A series of sensitivity analyses was conducted to test for robustness. First, in the primary analysis, multiple pharmacy use was defined based on different physical locations (even within the same chain or parent company). In a secondary analysis, analyses were rerun using the more-restrictive measure of multiple pharmacy use that defined multiple pharmacy use only as filling prescriptions at multiple physical locations with different parent companies. Second, the effect of assessing only community or retail pharmacies (excluding mail order) on both outcomes was tested.
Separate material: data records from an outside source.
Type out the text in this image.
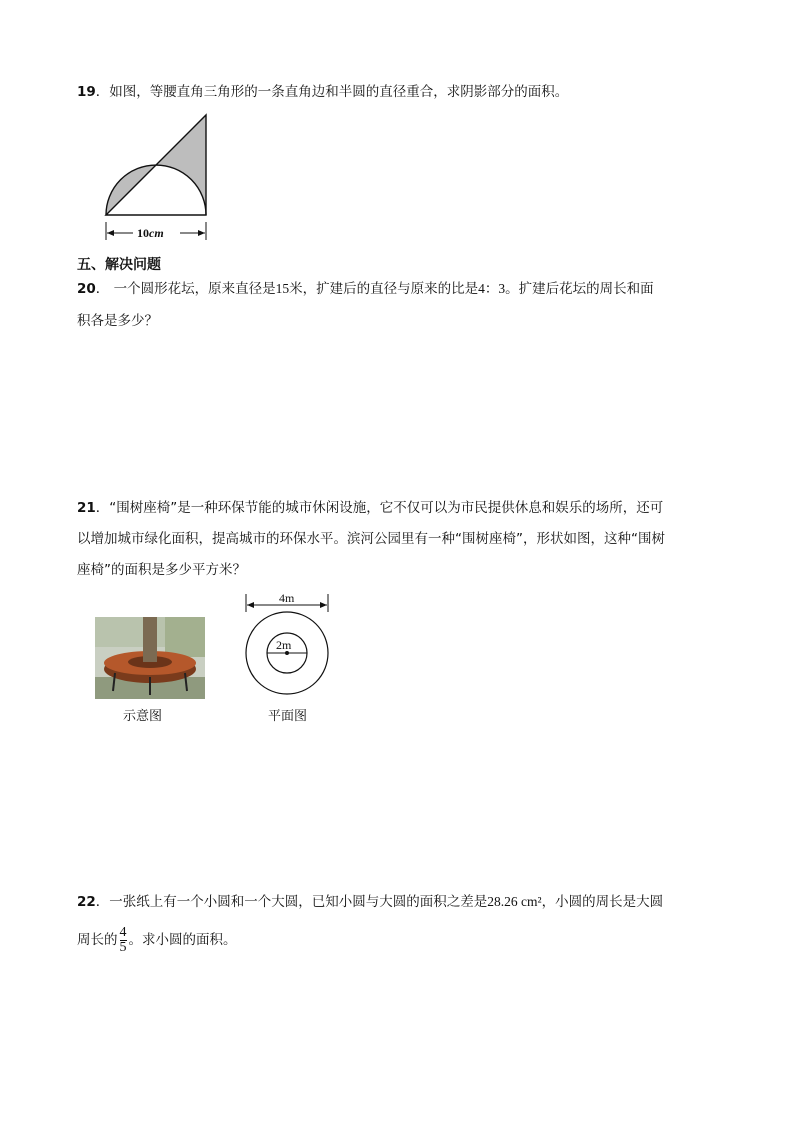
19．如图，等腰直角三角形的一条直角边和半圆的直径重合，求阴影部分的面积。
10cm
五、解决问题
20． 一个圆形花坛，原来直径是15米，扩建后的直径与原来的比是4：3。扩建后花坛的周长和面
积各是多少？
21．“围树座椅”是一种环保节能的城市休闲设施，它不仅可以为市民提供休息和娱乐的场所，还可
以增加城市绿化面积，提高城市的环保水平。滨河公园里有一种“围树座椅”，形状如图，这种“围树
座椅”的面积是多少平方米？
示意图
4m
2m
平面图
22．一张纸上有一个小圆和一个大圆，已知小圆与大圆的面积之差是28.26 cm²，小圆的周长是大圆
周长的 $\frac{4}{5}$ 。求小圆的面积。
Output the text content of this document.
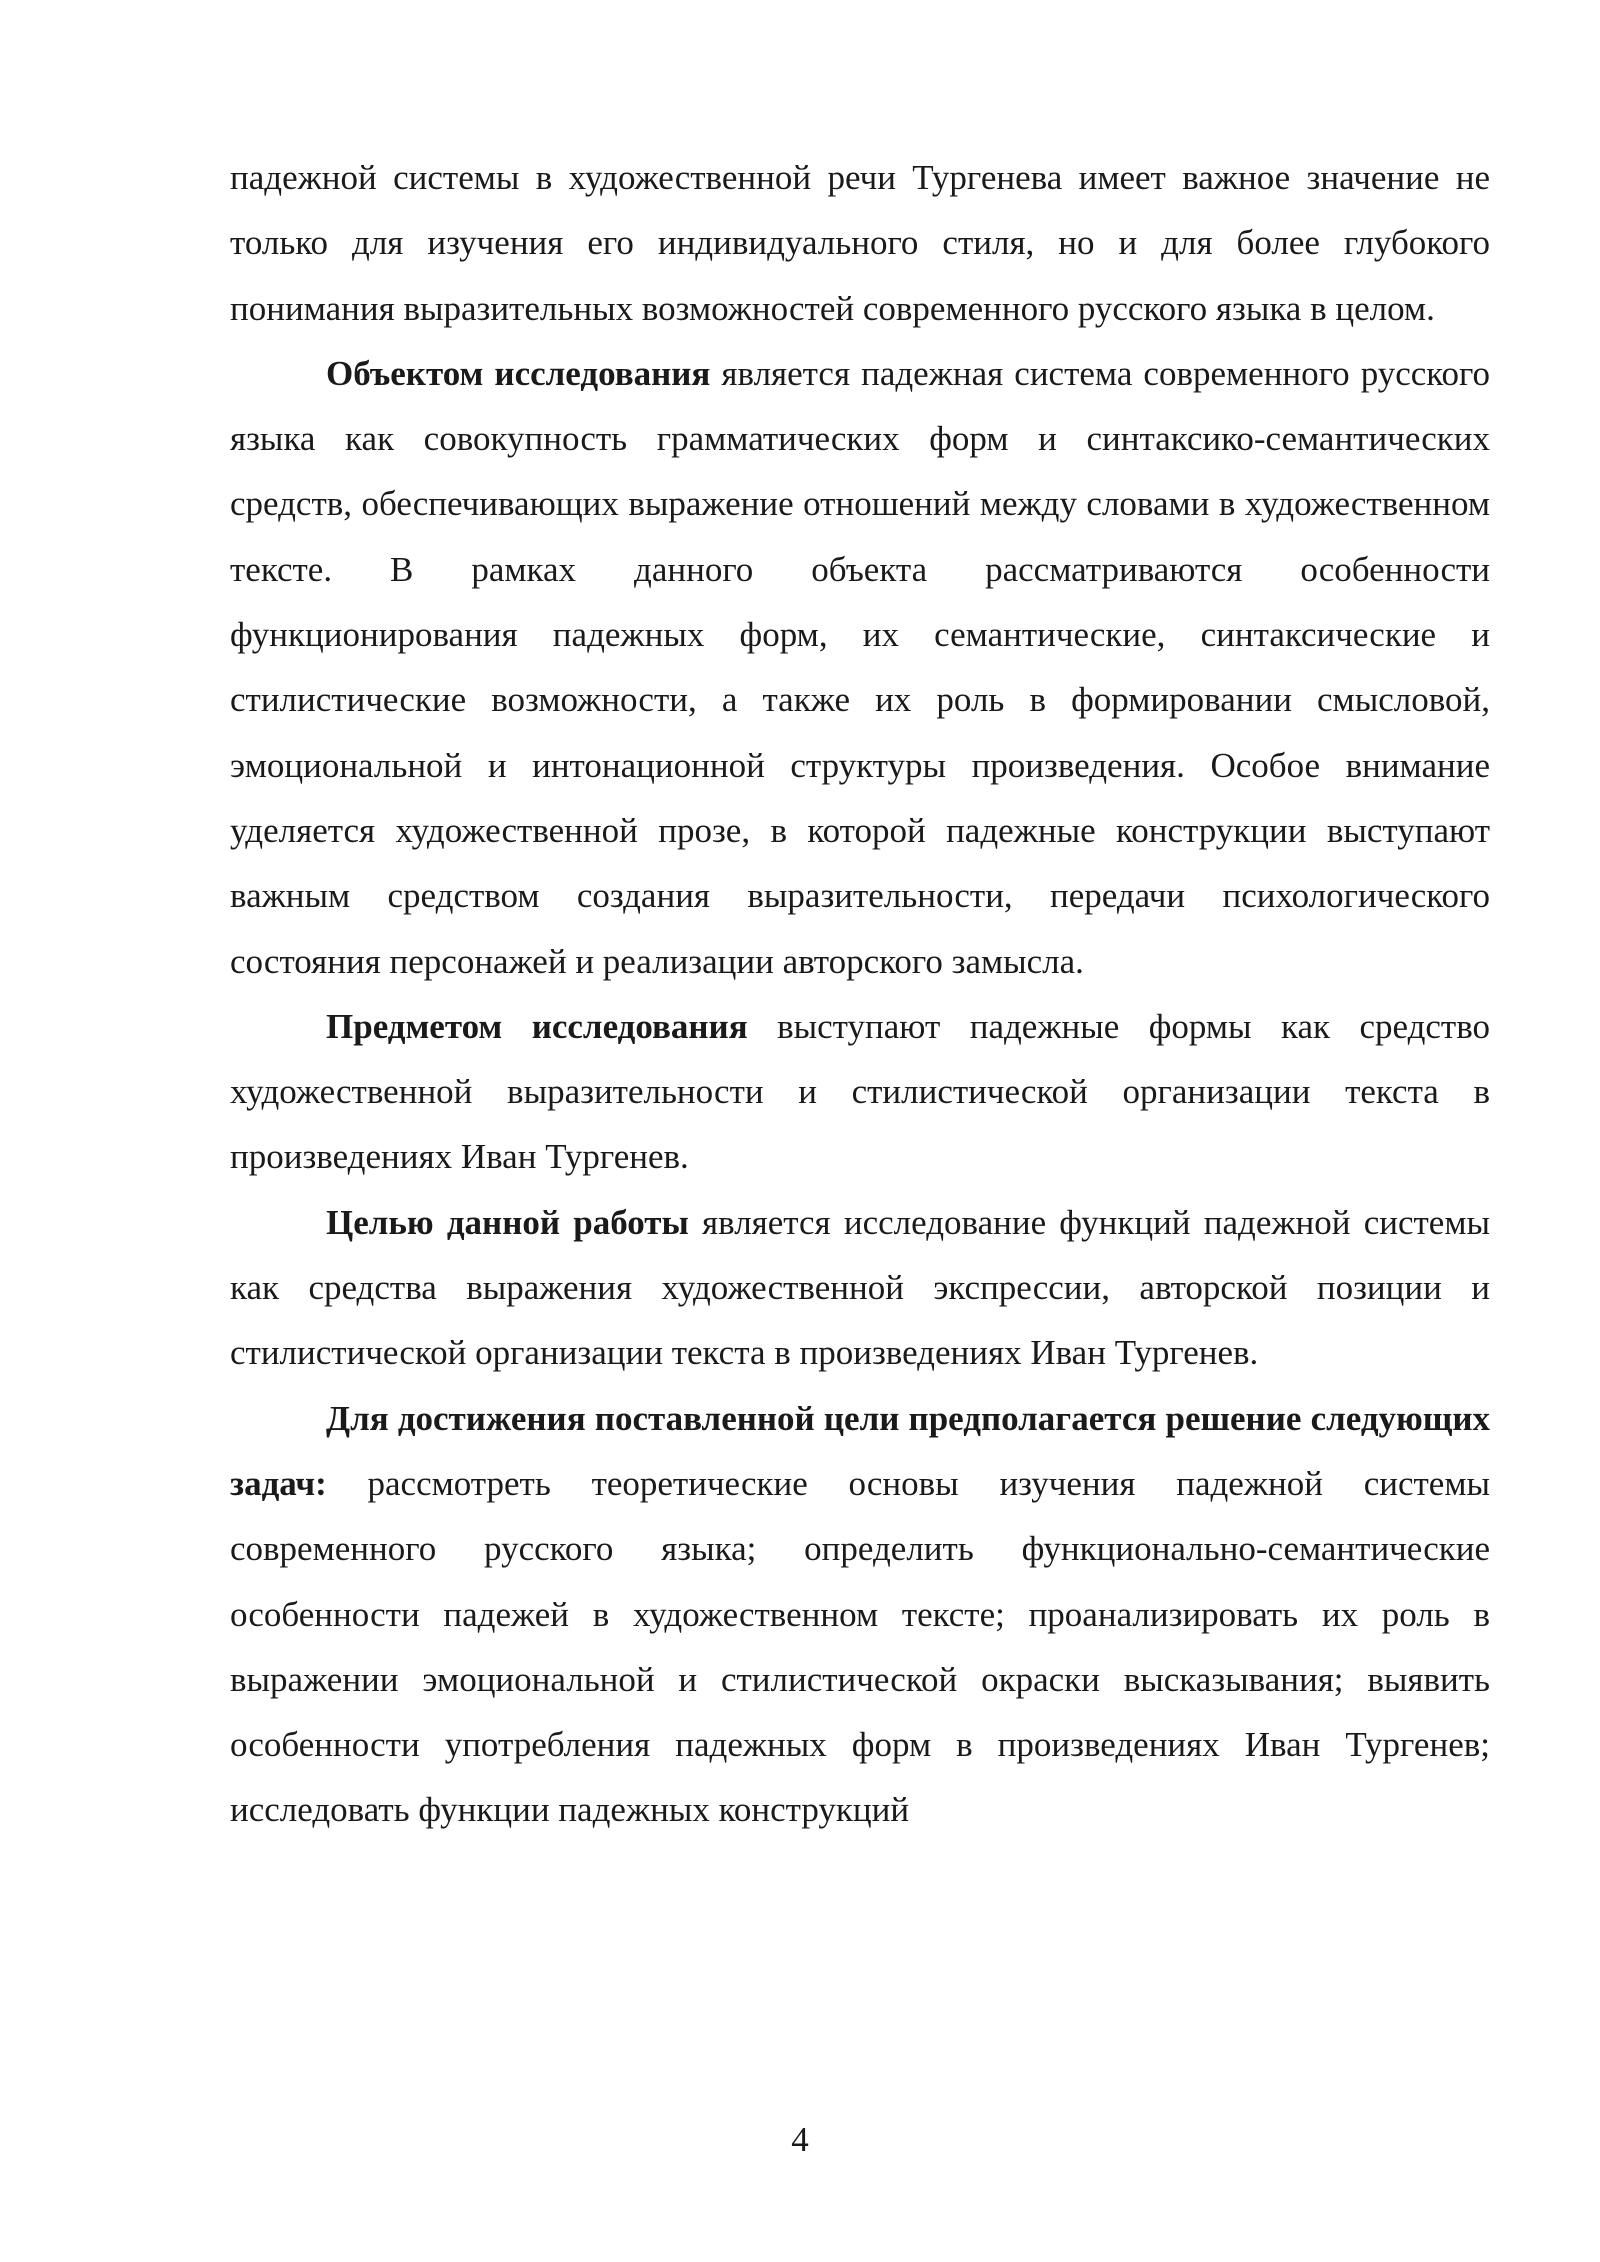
падежной системы в художественной речи Тургенева имеет важное значение не только для изучения его индивидуального стиля, но и для более глубокого понимания выразительных возможностей современного русского языка в целом.

Объектом исследования является падежная система современного русского языка как совокупность грамматических форм и синтаксико-семантических средств, обеспечивающих выражение отношений между словами в художественном тексте. В рамках данного объекта рассматриваются особенности функционирования падежных форм, их семантические, синтаксические и стилистические возможности, а также их роль в формировании смысловой, эмоциональной и интонационной структуры произведения. Особое внимание уделяется художественной прозе, в которой падежные конструкции выступают важным средством создания выразительности, передачи психологического состояния персонажей и реализации авторского замысла.

Предметом исследования выступают падежные формы как средство художественной выразительности и стилистической организации текста в произведениях Иван Тургенев.

Целью данной работы является исследование функций падежной системы как средства выражения художественной экспрессии, авторской позиции и стилистической организации текста в произведениях Иван Тургенев.

Для достижения поставленной цели предполагается решение следующих задач: рассмотреть теоретические основы изучения падежной системы современного русского языка; определить функционально-семантические особенности падежей в художественном тексте; проанализировать их роль в выражении эмоциональной и стилистической окраски высказывания; выявить особенности употребления падежных форм в произведениях Иван Тургенев; исследовать функции падежных конструкций

4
Third, the PDC was examined as a continuous variable, and different cut points (e.g., ≥0.60, ≥0.70) were used to assess robustness for the adherence outcome. The effect on the PDC of excluding beneficiaries filling only one prescription, those who were hospitalized throughout the year, and those who were LIS beneficiaries was also examined. Fourth, an analysis was conducted on the DDI outcome using a more-stringent definition of multiple pharmacy use that required that interacting medications be filled at different pharmacies. More-restrictive definitions of the presence of a DDI were also assessed (≥10 and ≥30 overlapping days of interacting drugs). The results of these sensitivity analyses were qualitatively similar in direction and magnitude to the main analyses.